The disconcerting part is that I don't feel sad. I feel this is a consequence of a choice I have made based on very solid ground: I like this job, I like being financially independent, I like being in a city far from where I've lived in the past, and I like being exposed to relevant stuff to which I would not have any access if I were elsewhere. Therefore, my whining is not whining proper: just thinking.
And this thinking leads me to a couple of interesting facts. Number one: I have got here on the basis of a massive effort fueled by pangs of emotion. These pangs were partly connected with the expectations of a glamorous life, that isn't coming anytime soon, and partly connected with desire for revenge against people I will probably never see again and anyway I don't care about anymore.
This lacks logic, to say the least. How come I was driven by something that was to disappear right after attaining the goal? This is "we're just out looking for our next fix" theory I dispensed to good man rahvin while we were in high school. But now I have a deeper understanding of this, I see the fabric, I basically see through: I know that a fix is only that, a fix, and as Irvine Welsh said, the sea is beautiful, but it leaves a ton of floatsam, jetsam and other debris, in the tones of delusion and, maybe, disappointment.
This is to say that, through a number of processes, I don't feel I am a compress-and-release kind of person anymore. Of course the change is gradual, in the "slide, don't fall" variety, otherwise I would be lying.
This has driven me to ponder about a man I happen to like a lot. This is the most confusing part. Having realized that being driven by passion as described in power metal lyrics (no, not the "axes, broadswords and shields" variety!) is something counterproductive and, in particular, something i don't feel like believing in at the moment, i'll have to find some other way around.
but not being in for the thrill is, alas, new to me. i still have to understand what the appeal of being middle class, in body and soul, is. i've been on the non-conformity base forever, i've been running for the outcast team for as long as i remember... and now i am slightly uncomfortable at the lyrics of the bands i thought i was going to publish (of course i'm going to help informally, but that's another story). so, understanding this job-wise is one thing, and relating it to my personal life is another one entirely. i don't feel depressed - this would be more like the past version -, i just feel surprised. and i feel a bit cold, as in lacking the élan... which is a good thing?
and now, to end my "stuff i thought i never would write" (well, this is still a dramatic sentence, so there's quite a number of bugs in the process i suppose), one more comment.
All these realizations slowly fell into place while I was watching "Devil's advocate", one of my favorite movies altogether.
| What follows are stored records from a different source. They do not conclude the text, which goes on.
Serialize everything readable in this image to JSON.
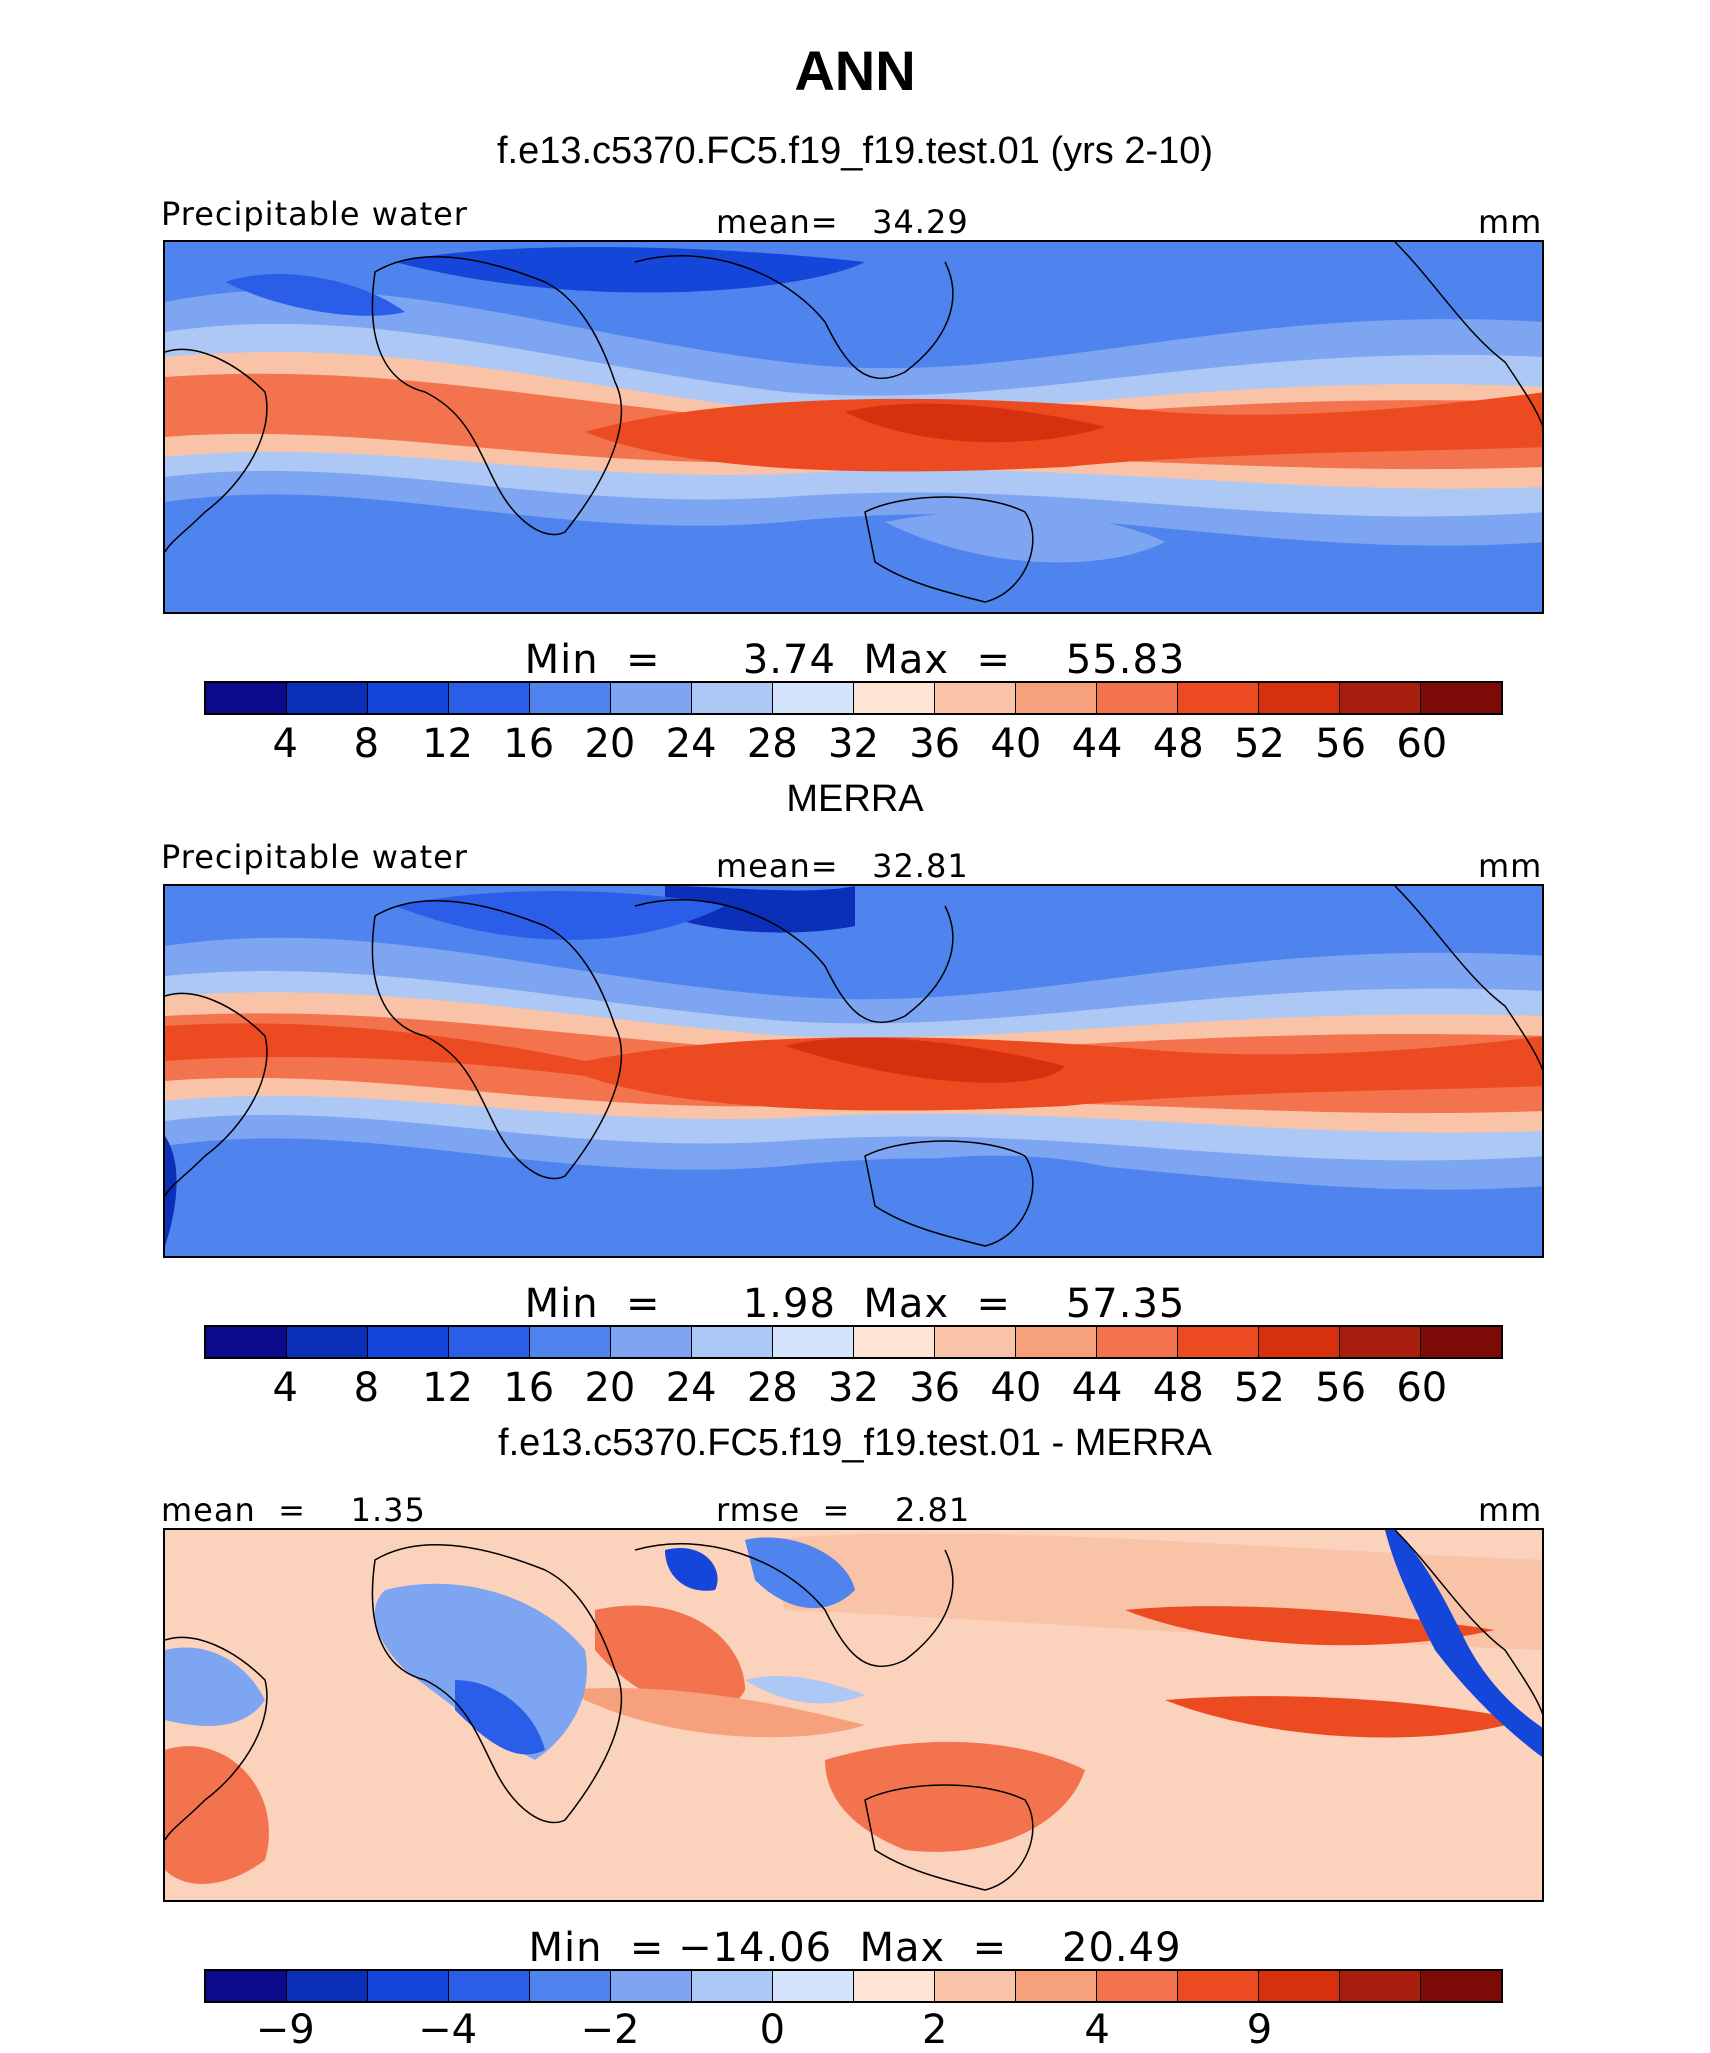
{
  "figure": {
    "title": "ANN"
  },
  "panels": [
    {
      "title": "f.e13.c5370.FC5.f19_f19.test.01 (yrs 2-10)",
      "left_label": "Precipitable water",
      "center_label": "mean=   34.29",
      "right_label": "mm",
      "stats": "Min  =      3.74  Max  =    55.83",
      "min": 3.74,
      "max": 55.83,
      "mean": 34.29
    },
    {
      "title": "MERRA",
      "left_label": "Precipitable water",
      "center_label": "mean=   32.81",
      "right_label": "mm",
      "stats": "Min  =      1.98  Max  =    57.35",
      "min": 1.98,
      "max": 57.35,
      "mean": 32.81
    },
    {
      "title": "f.e13.c5370.FC5.f19_f19.test.01 - MERRA",
      "left_label": "mean  =    1.35",
      "center_label": "rmse  =    2.81",
      "right_label": "mm",
      "stats": "Min  = −14.06  Max  =    20.49",
      "min": -14.06,
      "max": 20.49,
      "mean": 1.35,
      "rmse": 2.81
    }
  ],
  "colorbars": {
    "absolute": {
      "colors": [
        "#0b0a8a",
        "#0b2fb8",
        "#1446d9",
        "#2a5ee8",
        "#4f83ee",
        "#7ea5f2",
        "#aec8f6",
        "#d4e4fa",
        "#fde4d4",
        "#f9c3a8",
        "#f6a07c",
        "#f3734e",
        "#ec4a20",
        "#d6300f",
        "#a71d0e",
        "#7c0a07"
      ],
      "labels": [
        "4",
        "8",
        "12",
        "16",
        "20",
        "24",
        "28",
        "32",
        "36",
        "40",
        "44",
        "48",
        "52",
        "56",
        "60"
      ]
    },
    "difference": {
      "colors": [
        "#0b0a8a",
        "#0b2fb8",
        "#1446d9",
        "#2a5ee8",
        "#4f83ee",
        "#7ea5f2",
        "#aec8f6",
        "#d4e4fa",
        "#fde4d4",
        "#f9c3a8",
        "#f6a07c",
        "#f3734e",
        "#ec4a20",
        "#d6300f",
        "#a71d0e",
        "#7c0a07"
      ],
      "labels": [
        "−9",
        "−4",
        "−2",
        "0",
        "2",
        "4",
        "9"
      ],
      "label_boundaries": [
        1,
        3,
        5,
        7,
        9,
        11,
        13
      ]
    }
  }
}
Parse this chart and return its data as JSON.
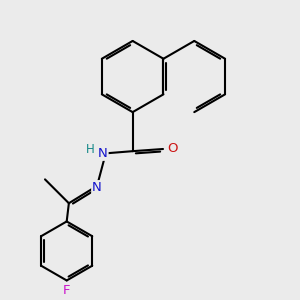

Friends must know why even if I never told them. I was loosely following the storyline, which I know very well anyway so I was not concentrating - I just thought that Kevin Lomax's arrival in New York is a stereotypical representation of all I normally would dream about a "new life" - lavish, ripe with perspectives, moral and intellectual challenges, and possibly ending in something really final (the poor guy kills himself in the end, true, and I wouldn't ever want to do that, but this is a minor detail). I also realized that I would normally pose myself problems in the terms of would I be lured into crossing that line? and what am I missing by refusing to be lured into it? what is there to life in the absence of that opportunity? and such, no matter the specific look of that line, that opportunity.
then i concluded, as already stated, that Al Pacino does not exist.